Aku tercekat mendapatkan balasan darinya, ternyata begini ya
perasaan lelaki. Ternyata begini ya? Kukira semua lelaki akan sangat senang
ketika banyak perempuan gandrung padanya.
Kukira ia akan senang ketika banyak yang memperhatikannya. Ternyata dia
tersiksa! Oh kasihan!
“Tak semuanya perempuan itu seperti itu. Banyak juga
perempuan yang berhati baja. Sulit jatuh cinta, tak sedikit temanku yang
begitu. Jadi kalau kamu mengira semua perempuan itu rapuh kamu salah besar!”

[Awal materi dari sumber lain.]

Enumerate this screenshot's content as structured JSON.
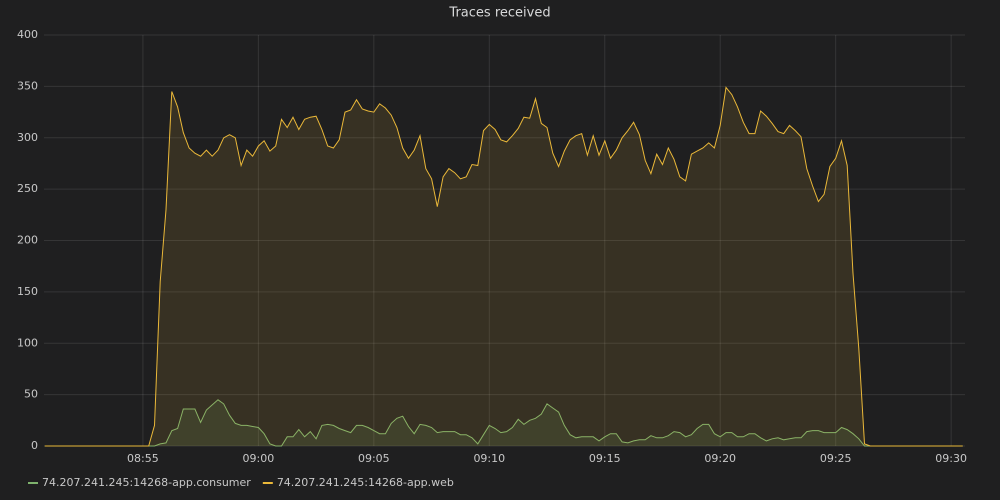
{
  "chart_data": {
    "type": "area",
    "title": "Traces received",
    "x": [
      "08:50:45",
      "08:55:15",
      "08:55:30",
      "08:55:45",
      "08:56:00",
      "08:56:15",
      "08:56:30",
      "08:56:45",
      "08:57:00",
      "08:57:15",
      "08:57:30",
      "08:57:45",
      "08:58:00",
      "08:58:15",
      "08:58:30",
      "08:58:45",
      "08:59:00",
      "08:59:15",
      "08:59:30",
      "08:59:45",
      "09:00:00",
      "09:00:15",
      "09:00:30",
      "09:00:45",
      "09:01:00",
      "09:01:15",
      "09:01:30",
      "09:01:45",
      "09:02:00",
      "09:02:15",
      "09:02:30",
      "09:02:45",
      "09:03:00",
      "09:03:15",
      "09:03:30",
      "09:03:45",
      "09:04:00",
      "09:04:15",
      "09:04:30",
      "09:04:45",
      "09:05:00",
      "09:05:15",
      "09:05:30",
      "09:05:45",
      "09:06:00",
      "09:06:15",
      "09:06:30",
      "09:06:45",
      "09:07:00",
      "09:07:15",
      "09:07:30",
      "09:07:45",
      "09:08:00",
      "09:08:15",
      "09:08:30",
      "09:08:45",
      "09:09:00",
      "09:09:15",
      "09:09:30",
      "09:09:45",
      "09:10:00",
      "09:10:15",
      "09:10:30",
      "09:10:45",
      "09:11:00",
      "09:11:15",
      "09:11:30",
      "09:11:45",
      "09:12:00",
      "09:12:15",
      "09:12:30",
      "09:12:45",
      "09:13:00",
      "09:13:15",
      "09:13:30",
      "09:13:45",
      "09:14:00",
      "09:14:15",
      "09:14:30",
      "09:14:45",
      "09:15:00",
      "09:15:15",
      "09:15:30",
      "09:15:45",
      "09:16:00",
      "09:16:15",
      "09:16:30",
      "09:16:45",
      "09:17:00",
      "09:17:15",
      "09:17:30",
      "09:17:45",
      "09:18:00",
      "09:18:15",
      "09:18:30",
      "09:18:45",
      "09:19:00",
      "09:19:15",
      "09:19:30",
      "09:19:45",
      "09:20:00",
      "09:20:15",
      "09:20:30",
      "09:20:45",
      "09:21:00",
      "09:21:15",
      "09:21:30",
      "09:21:45",
      "09:22:00",
      "09:22:15",
      "09:22:30",
      "09:22:45",
      "09:23:00",
      "09:23:15",
      "09:23:30",
      "09:23:45",
      "09:24:00",
      "09:24:15",
      "09:24:30",
      "09:24:45",
      "09:25:00",
      "09:25:15",
      "09:25:30",
      "09:25:45",
      "09:26:00",
      "09:26:15",
      "09:26:30",
      "09:30:30"
    ],
    "series": [
      {
        "name": "74.207.241.245:14268-app.consumer",
        "color": "#7eb26d",
        "values": [
          0,
          0,
          0,
          2,
          3,
          15,
          17,
          36,
          36,
          36,
          23,
          35,
          40,
          45,
          41,
          30,
          22,
          20,
          20,
          19,
          18,
          12,
          2,
          0,
          0,
          9,
          9,
          16,
          9,
          14,
          7,
          20,
          21,
          20,
          17,
          15,
          13,
          20,
          20,
          18,
          15,
          12,
          12,
          22,
          27,
          29,
          19,
          12,
          21,
          20,
          18,
          13,
          14,
          14,
          14,
          11,
          11,
          8,
          2,
          11,
          20,
          17,
          13,
          14,
          18,
          26,
          21,
          25,
          27,
          31,
          41,
          37,
          33,
          20,
          11,
          8,
          9,
          9,
          9,
          5,
          9,
          12,
          12,
          4,
          3,
          5,
          6,
          6,
          10,
          8,
          8,
          10,
          14,
          13,
          9,
          11,
          17,
          21,
          21,
          12,
          9,
          13,
          13,
          9,
          9,
          12,
          12,
          8,
          5,
          7,
          8,
          6,
          7,
          8,
          8,
          14,
          15,
          15,
          13,
          13,
          13,
          18,
          16,
          12,
          7,
          0,
          0,
          0
        ]
      },
      {
        "name": "74.207.241.245:14268-app.web",
        "color": "#eab839",
        "values": [
          0,
          0,
          20,
          160,
          230,
          345,
          330,
          305,
          290,
          285,
          282,
          288,
          282,
          288,
          300,
          303,
          300,
          273,
          288,
          282,
          292,
          297,
          287,
          292,
          318,
          310,
          320,
          308,
          318,
          320,
          321,
          308,
          292,
          290,
          298,
          325,
          327,
          337,
          328,
          326,
          325,
          333,
          329,
          322,
          310,
          290,
          280,
          288,
          302,
          270,
          260,
          233,
          262,
          270,
          266,
          260,
          262,
          274,
          273,
          307,
          313,
          308,
          298,
          296,
          302,
          309,
          320,
          319,
          338,
          314,
          310,
          285,
          272,
          287,
          298,
          302,
          304,
          283,
          302,
          283,
          297,
          280,
          288,
          300,
          307,
          315,
          303,
          278,
          265,
          284,
          274,
          290,
          279,
          262,
          258,
          284,
          287,
          290,
          295,
          290,
          312,
          349,
          342,
          330,
          315,
          304,
          304,
          326,
          321,
          314,
          306,
          304,
          312,
          307,
          301,
          270,
          253,
          238,
          245,
          272,
          280,
          297,
          273,
          168,
          95,
          2,
          0,
          0
        ]
      }
    ],
    "xlim": [
      "08:50:43",
      "09:30:36"
    ],
    "xticks": [
      "08:55",
      "09:00",
      "09:05",
      "09:10",
      "09:15",
      "09:20",
      "09:25",
      "09:30"
    ],
    "ylim": [
      0,
      400
    ],
    "yticks": [
      0,
      50,
      100,
      150,
      200,
      250,
      300,
      350,
      400
    ],
    "grid": true,
    "legend": "bottom-left"
  }
}
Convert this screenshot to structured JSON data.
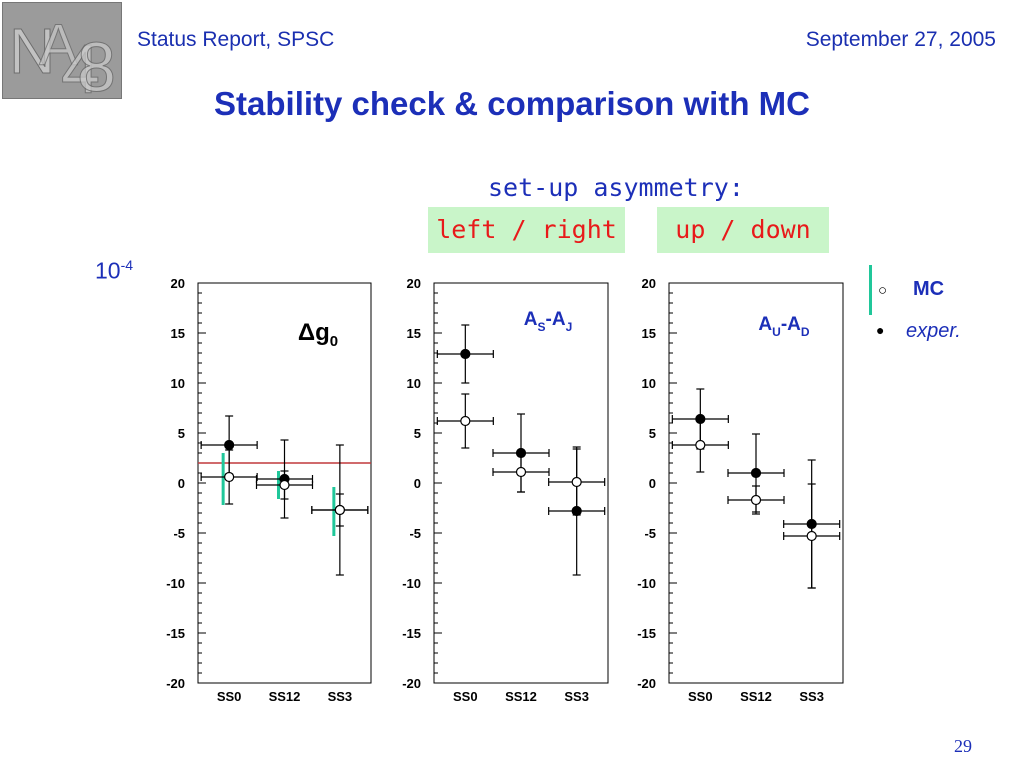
{
  "header": {
    "left": "Status Report, SPSC",
    "right": "September 27, 2005",
    "logo": "NA48"
  },
  "title": "Stability check & comparison with MC",
  "setup": {
    "heading": "set-up asymmetry:",
    "left_right": "left / right",
    "up_down": "up / down"
  },
  "unit": {
    "base": "10",
    "exp": "-4"
  },
  "legend": {
    "mc": "MC",
    "exper": "exper."
  },
  "page_number": "29",
  "colors": {
    "text_blue": "#1c2fb8",
    "label_red": "#e81a1a",
    "box_green": "#c9f5c9",
    "mc_bar": "#20c79a",
    "ref_line": "#c0393b"
  },
  "chart_data": [
    {
      "type": "scatter",
      "label": {
        "main": "Δg",
        "sub": "0",
        "sub2": ""
      },
      "categories": [
        "SS0",
        "SS12",
        "SS3"
      ],
      "ylim": [
        -20,
        20
      ],
      "yticks": [
        20,
        15,
        10,
        5,
        0,
        -5,
        -10,
        -15,
        -20
      ],
      "reference_line": 2,
      "series": [
        {
          "name": "exper.",
          "values": [
            3.8,
            0.4,
            -2.7
          ],
          "errors": [
            2.9,
            3.9,
            6.5
          ]
        },
        {
          "name": "MC",
          "values": [
            0.6,
            -0.2,
            -2.7
          ],
          "errors": [
            2.7,
            1.4,
            1.6
          ]
        }
      ],
      "mc_bars": [
        [
          -2.2,
          3.0
        ],
        [
          -1.6,
          1.2
        ],
        [
          -5.3,
          -0.4
        ]
      ]
    },
    {
      "type": "scatter",
      "label": {
        "main": "A",
        "sub": "S",
        "mid": "-A",
        "sub2": "J"
      },
      "categories": [
        "SS0",
        "SS12",
        "SS3"
      ],
      "ylim": [
        -20,
        20
      ],
      "yticks": [
        20,
        15,
        10,
        5,
        0,
        -5,
        -10,
        -15,
        -20
      ],
      "series": [
        {
          "name": "exper.",
          "values": [
            12.9,
            3.0,
            -2.8
          ],
          "errors": [
            2.9,
            3.9,
            6.4
          ]
        },
        {
          "name": "MC",
          "values": [
            6.2,
            1.1,
            0.1
          ],
          "errors": [
            2.7,
            2.0,
            3.3
          ]
        }
      ]
    },
    {
      "type": "scatter",
      "label": {
        "main": "A",
        "sub": "U",
        "mid": "-A",
        "sub2": "D"
      },
      "categories": [
        "SS0",
        "SS12",
        "SS3"
      ],
      "ylim": [
        -20,
        20
      ],
      "yticks": [
        20,
        15,
        10,
        5,
        0,
        -5,
        -10,
        -15,
        -20
      ],
      "series": [
        {
          "name": "exper.",
          "values": [
            6.4,
            1.0,
            -4.1
          ],
          "errors": [
            3.0,
            3.9,
            6.4
          ]
        },
        {
          "name": "MC",
          "values": [
            3.8,
            -1.7,
            -5.3
          ],
          "errors": [
            2.7,
            1.4,
            5.2
          ]
        }
      ]
    }
  ]
}
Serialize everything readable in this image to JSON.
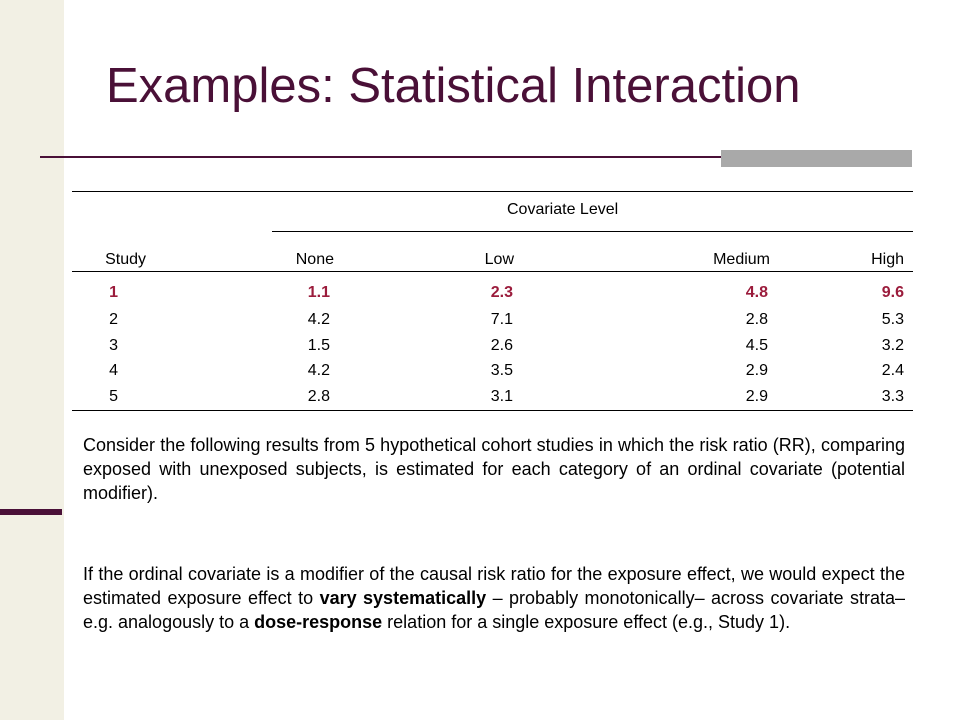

“Jujur, aku tak tahu harus bagaimana lagi. Ingin rasanya aku
cuek dengan semua perempuan, tapi aku tak sejahat itu. Tak setega itu! Aku ini
memang ditakdirkan punya kepedulian tinggi, tapi aku juga nggak mau kalau
peduliku itu disalah artikan dan akhirnya banyak melukai”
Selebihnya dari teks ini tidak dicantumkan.